Dividend growth perspective:
BlackRock has
been a steady dividend payer for some years now. The company has successfully
increased its dividend payouts for the past 6 consecutive years while
maintaining a payout ratio under 50%. The company is generating sufficient cash
flow to continues its streak for several years to come.
Investment thesis:
BlackRock is a
leader in its industry and has built a solid relationship with its clients.
They offer a wide variety of investing products going from fixed income to
equity. BlackRock shows a great combination of stable business model (due to
the size of its assets under management) and growth potential (as more institutions
are looking for low fees investment solutions). As we are bullish for 2017, we
see Blackrock getting more net inflows of cash flow in its products.
Cisco (CSCO)
Business model:
Cisco is the
reference for switches and routers across the world. The way we transfer data
throughout networks has been a pillar for many industries over the past decade.

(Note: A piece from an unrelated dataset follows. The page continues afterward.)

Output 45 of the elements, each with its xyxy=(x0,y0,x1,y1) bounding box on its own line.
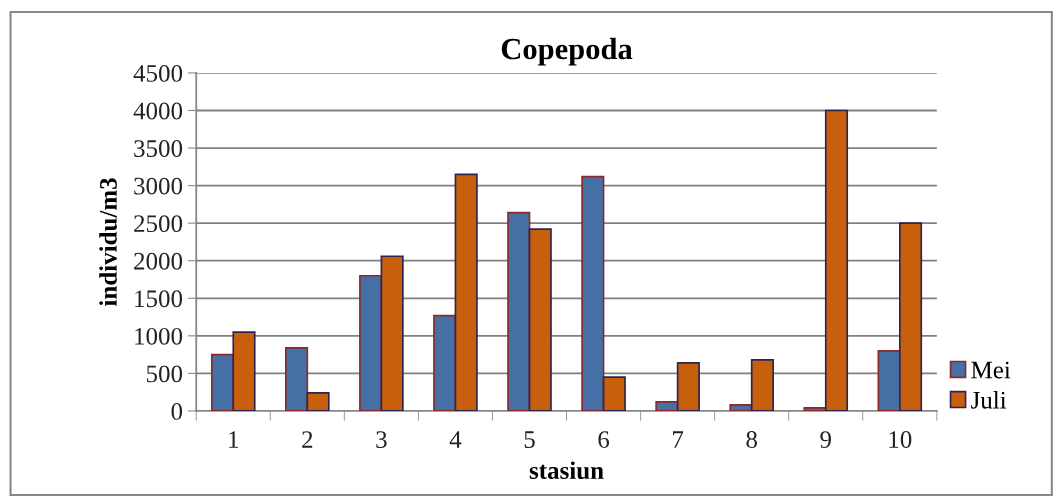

While 2/3 of Cisco's revenue comes from switches and routers, the rest of Cisco sales are coming from faster-growing adjacent market segments such as wireless,
security, collaboration, unified communications, and data center products.
Main strengths:
As Cisco is the
undisputed leader in its industry, this is also the player which sets the
standards for other. This enable Cisco to benefit from a stronger premiums on all
its products and services. As many companies are dependent from their
networking system to operate on a daily-basis, their switching costs to ditch Cisco is enormous. Cisco has built and protected a very strong niche here.
Potential risks:
Unfortunately,
or fortunately technology keeps evolving. What Cisco is today (the leader of
switches and routers) could eventually disappear as the need for routers may
decline upon the arrival of a new technology. However, since Cisco keeps
acquiring smaller techno companies in order to stay on top of things, I’m not
too concerned about this potential fate right now.
Dividend growth perspective:
The dividend
payment has been increasing on a steady basis for the past 5 years while the
payout ratio remained well under control around 50%. Cisco core business is
very strong and generates a steady income to be distributed to shareholders.
Dividend increases in the forthcoming years are well secured.
Investment thesis:
The acceleration
of the “IOTH” (Internet of Things) where literally everything is meat to
communicate through a network is positioning Cisco in the driver seats for
several years to come. As it is already established as a strong leader in this
industry, there is more room for growth in the future.
Cisco has the
size and cash to follower their clients and answer their future needs. It can
then continue to benefits from the strong bond it has established with its
clients and offer further products to expand its revenues.
How I selected those 3 companies
Before I select
any companies to be part of my portfolio, I go through an exhaustive investment
process. Each company must meet the 7 dividend investing principles Those principles have been established based on
several academic studies and over a decade of my financial experience in the
stock market. I not only think those stocks will do well in 2017, but I believe
they will do well in the long run too. In my opinion, those are keepers for a
dividend growth portfolio.
Disclaimer: I
hold MMM, BLK and CSCO in my Dividend Stocks Rock portfolios.